- Type: Provincial Park
- Location: Upper Tantallon, Nova Scotia, Canada
- Nearest city: Tantallon, Nova Scotia
- Coordinates: 44°41′25″N 63°51′10″W﻿ / ﻿44.69028°N 63.85278°W
- Area: 746.92 hectares (1,845.7 acres)

= Jerry Lawrence Provincial Park =

Provincial park in Nova Scotia

Jerry Lawrence Provincial Park is a provincial park in the Canadian province of Nova Scotia, in Upper Tanatallon. It is located on Route 3, approximately 25 kilometres (15.5 miles) west of Halifax.

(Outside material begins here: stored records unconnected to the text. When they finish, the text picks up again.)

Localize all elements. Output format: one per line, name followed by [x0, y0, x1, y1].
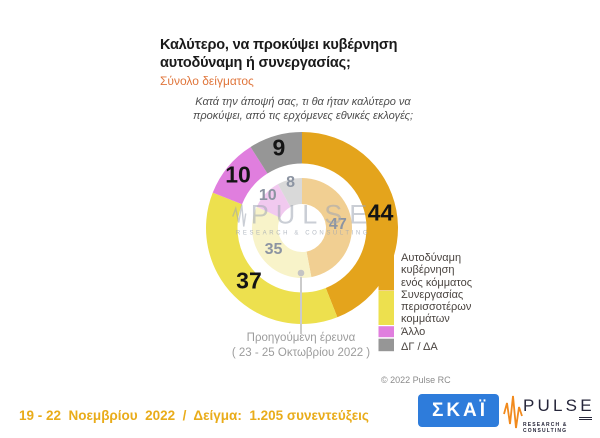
chart-legend: Αυτοδύναμη κυβέρνηση ενός κόμματος Συνεργασ… — [401, 252, 472, 353]
title-block: Καλύτερο, να προκύψει κυβέρνηση αυτοδύνα… — [160, 36, 397, 88]
legend-item-line: Αυτοδύναμη — [401, 252, 462, 264]
skai-logo: ΣΚΑΪ — [418, 394, 499, 427]
legend-item-line: κυβέρνηση — [401, 264, 455, 277]
pulse-waveform-icon — [503, 395, 523, 429]
sample-subtitle: Σύνολο δείγματος — [160, 74, 254, 88]
page-title-line-2: αυτοδύναμη ή συνεργασίας; — [160, 55, 351, 71]
legend-item-1: Συνεργασίας περισσοτέρων κομμάτων — [401, 289, 472, 326]
legend-swatch-2 — [378, 326, 394, 338]
slice-outer-0 — [302, 132, 399, 318]
page-title-line-1: Καλύτερο, να προκύψει κυβέρνηση — [160, 37, 398, 53]
slice-inner-0 — [302, 178, 352, 278]
slice-inner-1 — [252, 206, 312, 278]
pulse-logo-subtext: RESEARCH & CONSULTING — [523, 422, 568, 434]
legend-item-line: ενός κόμματος — [401, 276, 473, 289]
pulse-logo-text: PULSE — [523, 396, 595, 415]
pulse-logo-mark — [579, 416, 592, 421]
legend-item-line: Άλλο — [401, 325, 426, 338]
slice-inner-2 — [256, 184, 291, 218]
previous-survey-label: Προηγούμενη έρευνα — [246, 332, 356, 344]
pulse-logo: PULSE RESEARCH & CONSULTING — [503, 392, 595, 434]
previous-survey-dates: ( 23 - 25 Οκτωβρίου 2022 ) — [231, 347, 371, 359]
skai-logo-text: ΣΚΑΪ — [431, 399, 489, 421]
slice-outer-2 — [212, 146, 268, 205]
previous-survey-note: Προηγούμενη έρευνα ( 23 - 25 Οκτωβρίου 2… — [232, 331, 370, 361]
legend-item-0: Αυτοδύναμη κυβέρνηση ενός κόμματος — [401, 252, 472, 289]
survey-question: Κατά την άποψή σας, τι θα ήταν καλύτερο … — [192, 96, 414, 122]
slice-outer-1 — [205, 192, 338, 324]
legend-item-line: ΔΓ / ΔΑ — [401, 341, 438, 354]
copyright-note: © 2022 Pulse RC — [381, 375, 451, 385]
legend-item-line: Συνεργασίας — [401, 288, 464, 301]
legend-swatch-1 — [378, 291, 394, 325]
slice-inner-3 — [277, 178, 302, 207]
legend-item-line: περισσοτέρων — [401, 301, 472, 314]
legend-swatch-3 — [378, 338, 394, 352]
legend-item-line: κομμάτων — [401, 313, 450, 326]
previous-survey-callout-dot — [297, 269, 305, 277]
legend-item-3: ΔΓ / ΔΑ — [401, 341, 472, 353]
fieldwork-sample-text: 19 - 22 Νοεμβρίου 2022 / Δείγμα: 1.205 σ… — [19, 408, 369, 423]
slice-outer-3 — [250, 132, 302, 174]
legend-item-2: Άλλο — [401, 326, 472, 338]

The park is a small picnic park and has an area specially developed for seniors and people with disabilities. It features include picnic tables, a picnic shelter, a wheelchair-accessible fishing wharf, and a trail that connects to a rails to trails network. Parking areas and drive-in picnic sites are conveniently located close to all facilities, including a barrier-free vault toilet. Round Lake each season is stocked with brook and rainbow trout and in 2018 was stocked with salmon.

==History==
Formerly called Lewis Lake Provincial Park, the park was renamed in 2007 to honour the former radio host and cabinet minister Jerry Lawrence, who played a key role in developing recreation opportunities in the park for people with disabilities. Thanks to Lawrence's vision many of the park's features make the area more accessible for all visitors.

==Park lakes==
===Round Lake===

The park is open for day use (from dawn to dusk) from May 15 to October 12. There is no charge for using the park and its facilities.

Jerry Lawrence Provincial Park was established by Order in Council (OIC) on January 25, 1977. The civic address Upper Tantallon, Nova Scotia.